Enfin il ne faut pas oublier l’intérêt potentiel de la neurostimulation transcutanée (TENS) dans ce type de douleur lorsque les capacités cognitives
permettent la coopération de la personne âgée douloureuse.

Outre qu’il doit maîtriser l’utilisation de son arsenal thérapeutique, le médecin doit savoir prescrire à bon escient l’intervention d’un collègue paramédical :

L’infirmière est une auxilliaire précieuse pour prévenir toutes les petites douleurs surajoutées du quotidien, participer à l’éducation du malade âgé (souvent plus longue que chez le malade plus jeune), assurer le suivi des thérapeutiques, et le dépistage des effets indésirables.

La kinésithérapie, les massages, la relaxation, l'hypnose, le soutien cognitivo-comportemental, les orthèses, la psychothérapie de soutien et de nombreuses autres techniques trouveront une place tout à fait justifiée selon les situations.
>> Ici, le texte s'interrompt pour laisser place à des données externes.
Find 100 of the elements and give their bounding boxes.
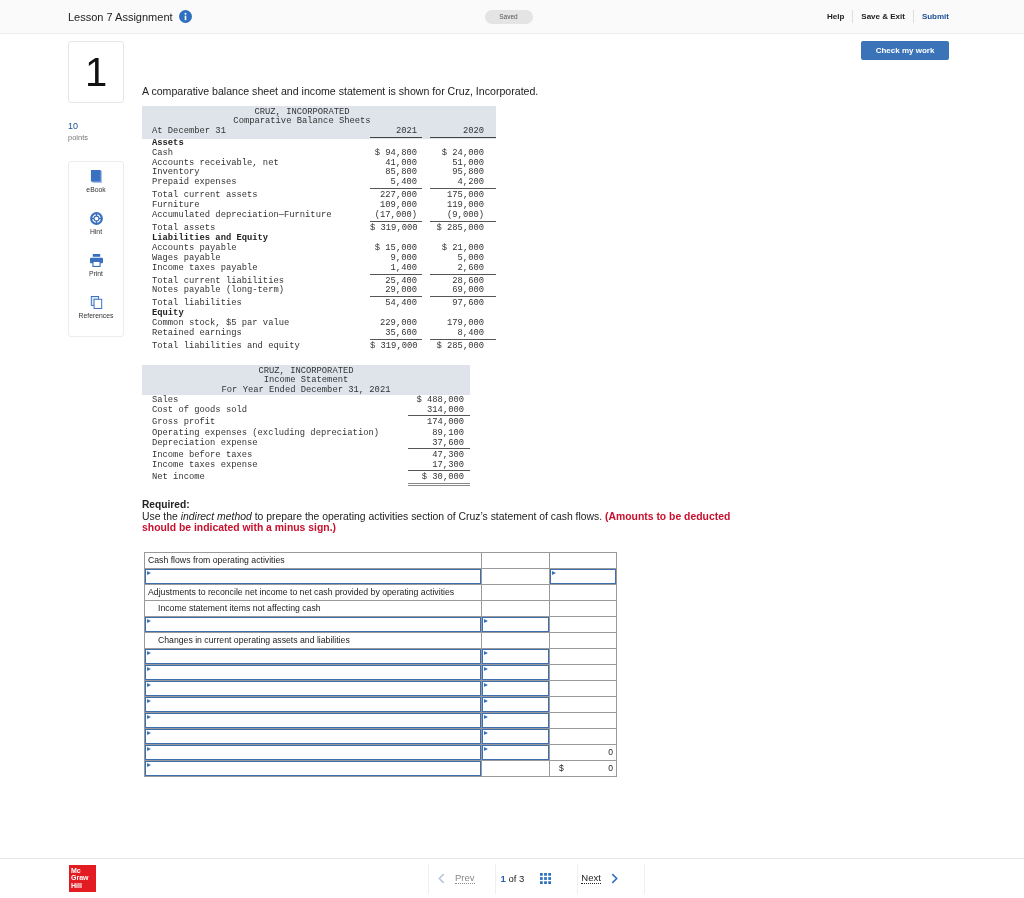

Enfin il faudra compter avec les possibles ressources du patient et de sa famille et inciter la personne à participer activement à sa prise en charge en prévenant autant que possible des attitudes fatalistes ou doloristes.

L’information du patient âgé et de la famille sera primordiale tant les préjugés vis -à-vis de la douleur et des thérapeutiques sont enracinés dans la culture. Là encore mieux vaut être persévérant et, tout en s’appuyant sur une relation de confiance, ne pas aller trop vite dans notre désir de soulager car des
effets indésirables non expliqués ou trop importants altéreront rapidement l’adhésion du patient âgé à nos thérapeutiques prétendues salvatrices.